L’anno scorso ho visto più volte venire meno le condizioni di sicurezza su cascate di ghiaccio, a Cogne e anche altrove, perché sulla stessa cascata vedevi una sovra frequentazione. È normalissimo oramai fare la coda su una cascata di ghiaccio.

Valanga nella Combe Maudit: al centro due scialpinisti in fuga (foto Ezio Marlier)

Il tuo discorso quindi prescinde dalla situazione eccezionale di quest’anno al Bianco. È un problema più generale?
Sì, il problema secondo me si pone da diverso tempo e non viene ancora seriamente preso in considerazione. È una questione di sicurezza. C’è gente che quasi si arrabbia se la cordata davanti butta giù un pezzo di ghiaccio. È chiaro che se tu ti metti dietro non stai facendo la cosa giusta. Credo sia necessario affrontare il problema. Non so quale sia la soluzione, ma credo che bisogna parlarne e rifletterci insieme. Mi viene in mente che è tempo che non escono guide aggiornate che riportino informazioni sulle nuove vie e ce ne sono veramente tante. In compenso c’è internet che ha il potere di focalizzare l’attenzione di molte persone e in tempi rapidissimi e così, se oggi pubblichi la relazione di una nuova via, domani su quella via ci trovi 6 cordate. In passato ci si prendeva più tempo per informarsi, per andare a capire e questo apriva anche a più possibilità. Inoltre l’informazione oggi è dettagliatissima, tanto che ancora prima di andare sul posto le persone sanno già come sono le soste, quali sono i passaggi più difficili e anche la chiave per risolverli. Questo in qualche modo semplifica le cose, fa sì che molte più persone si avventurino su terreni per cui non sono forse sufficientemente preparate, in sostanza porta alla sovra frequentazione. Qualche giorno fa la “Rébuffat”, sulla Nord Ovest della Tour Ronde, è stata letteralmente presa d’assalto: se guardi la foto ci conti 20 persone. E così contare 7 cordate sopra la mia testa su una via difficile come la “Colton-MacIntyre” alle Grand Jorasses, 5 sulla “Boivin-Vallençant” al Grand Pilier d’Angle dove ci sono anche dei problemi logistici di difficoltà di avvicinamento…prova a pensare intorno al rifugio Torino il casino che c’era. Domenica ero alla “Perroux-Delafosse” e ci siamo ritrovati in sosta in 14…voglio dire è una situazione surreale.

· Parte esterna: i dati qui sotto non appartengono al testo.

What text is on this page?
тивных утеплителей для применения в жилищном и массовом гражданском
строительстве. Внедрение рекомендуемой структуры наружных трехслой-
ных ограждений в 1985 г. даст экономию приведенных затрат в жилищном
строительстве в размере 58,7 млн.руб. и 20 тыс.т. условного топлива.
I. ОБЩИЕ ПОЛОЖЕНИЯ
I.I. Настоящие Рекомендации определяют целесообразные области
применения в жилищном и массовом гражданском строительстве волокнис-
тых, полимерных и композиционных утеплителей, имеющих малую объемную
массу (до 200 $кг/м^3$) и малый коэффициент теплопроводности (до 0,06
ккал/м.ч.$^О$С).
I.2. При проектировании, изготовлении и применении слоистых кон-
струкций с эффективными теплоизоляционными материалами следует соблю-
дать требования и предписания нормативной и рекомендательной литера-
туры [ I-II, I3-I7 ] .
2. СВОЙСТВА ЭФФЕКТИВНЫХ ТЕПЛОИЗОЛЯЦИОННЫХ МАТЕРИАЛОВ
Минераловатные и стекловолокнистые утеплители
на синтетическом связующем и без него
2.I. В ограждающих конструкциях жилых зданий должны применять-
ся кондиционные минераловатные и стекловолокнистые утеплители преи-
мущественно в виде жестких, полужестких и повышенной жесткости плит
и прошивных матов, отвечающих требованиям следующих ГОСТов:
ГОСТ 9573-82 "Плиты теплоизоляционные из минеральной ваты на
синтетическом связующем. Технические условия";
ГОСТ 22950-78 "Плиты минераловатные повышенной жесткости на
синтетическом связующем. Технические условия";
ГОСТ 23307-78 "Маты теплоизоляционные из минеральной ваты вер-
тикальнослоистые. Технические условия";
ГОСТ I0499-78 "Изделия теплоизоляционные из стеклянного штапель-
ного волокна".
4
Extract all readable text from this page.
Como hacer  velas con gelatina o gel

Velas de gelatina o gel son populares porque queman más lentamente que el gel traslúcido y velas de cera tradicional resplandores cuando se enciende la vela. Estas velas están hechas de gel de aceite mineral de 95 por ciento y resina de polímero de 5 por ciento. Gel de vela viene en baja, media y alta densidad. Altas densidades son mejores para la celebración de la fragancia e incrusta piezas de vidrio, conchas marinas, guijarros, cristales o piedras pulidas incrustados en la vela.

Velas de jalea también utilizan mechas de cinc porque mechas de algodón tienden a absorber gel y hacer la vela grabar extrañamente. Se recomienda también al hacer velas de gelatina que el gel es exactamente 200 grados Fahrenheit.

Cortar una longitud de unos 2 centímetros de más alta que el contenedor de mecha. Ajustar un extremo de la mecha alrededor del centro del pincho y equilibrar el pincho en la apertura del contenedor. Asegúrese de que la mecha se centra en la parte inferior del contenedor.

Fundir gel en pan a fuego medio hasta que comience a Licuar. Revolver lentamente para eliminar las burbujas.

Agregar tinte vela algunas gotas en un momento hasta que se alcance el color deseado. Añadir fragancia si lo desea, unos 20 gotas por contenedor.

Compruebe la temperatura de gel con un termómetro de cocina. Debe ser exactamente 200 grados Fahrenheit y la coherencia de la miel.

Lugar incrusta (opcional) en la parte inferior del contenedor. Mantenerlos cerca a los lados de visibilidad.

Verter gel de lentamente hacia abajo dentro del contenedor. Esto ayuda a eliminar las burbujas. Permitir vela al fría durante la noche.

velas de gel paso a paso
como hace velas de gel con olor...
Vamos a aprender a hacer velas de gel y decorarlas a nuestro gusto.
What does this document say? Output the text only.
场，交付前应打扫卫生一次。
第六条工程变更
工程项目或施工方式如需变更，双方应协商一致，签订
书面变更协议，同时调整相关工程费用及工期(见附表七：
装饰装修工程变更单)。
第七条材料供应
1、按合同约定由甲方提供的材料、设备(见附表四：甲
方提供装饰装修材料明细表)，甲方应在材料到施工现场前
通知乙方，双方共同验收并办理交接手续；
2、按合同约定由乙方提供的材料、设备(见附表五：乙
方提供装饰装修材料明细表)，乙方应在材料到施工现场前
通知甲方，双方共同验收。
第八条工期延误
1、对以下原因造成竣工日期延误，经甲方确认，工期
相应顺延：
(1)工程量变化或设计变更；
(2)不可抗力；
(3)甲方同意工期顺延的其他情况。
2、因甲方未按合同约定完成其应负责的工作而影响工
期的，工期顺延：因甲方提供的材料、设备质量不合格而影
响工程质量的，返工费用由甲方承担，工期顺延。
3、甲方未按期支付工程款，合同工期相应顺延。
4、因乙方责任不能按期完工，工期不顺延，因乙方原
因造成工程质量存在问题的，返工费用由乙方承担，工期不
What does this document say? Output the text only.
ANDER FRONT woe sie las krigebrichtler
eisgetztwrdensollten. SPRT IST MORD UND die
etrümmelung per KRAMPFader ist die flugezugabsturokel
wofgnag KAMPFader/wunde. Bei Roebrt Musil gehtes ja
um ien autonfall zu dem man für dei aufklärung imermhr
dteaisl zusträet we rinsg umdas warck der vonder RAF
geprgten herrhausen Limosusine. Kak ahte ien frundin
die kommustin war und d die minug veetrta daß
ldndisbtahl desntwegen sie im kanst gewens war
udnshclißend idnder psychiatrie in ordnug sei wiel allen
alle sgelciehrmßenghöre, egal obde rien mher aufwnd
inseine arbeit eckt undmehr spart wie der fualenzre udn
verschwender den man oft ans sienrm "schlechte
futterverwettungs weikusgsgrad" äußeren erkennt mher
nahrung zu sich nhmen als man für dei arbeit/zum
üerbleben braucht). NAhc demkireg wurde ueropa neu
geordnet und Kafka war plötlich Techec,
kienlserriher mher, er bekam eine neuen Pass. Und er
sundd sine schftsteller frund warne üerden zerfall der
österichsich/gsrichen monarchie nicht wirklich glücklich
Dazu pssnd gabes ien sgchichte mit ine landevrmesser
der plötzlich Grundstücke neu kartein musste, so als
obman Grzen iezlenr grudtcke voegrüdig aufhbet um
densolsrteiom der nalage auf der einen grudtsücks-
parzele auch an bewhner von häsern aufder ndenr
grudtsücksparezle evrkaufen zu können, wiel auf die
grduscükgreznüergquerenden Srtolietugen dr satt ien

Alla luce di quanto ci hai detto, ti senti di lanciare un consiglio ai ghiacciatori?
Non ho ricette, non mi sento nessuno per dare consigli, ma è chiaro che anche questo è un altro segno del fatto che la frequentazione della montagna è cambiata e sta cambiando e questo non è il modo giusto per andare avanti. Quindi o ci aggiorniamo tutti e cominciamo a capire come muoverci per non farci male oppure è normale che prima o poi si verifichino conseguenze.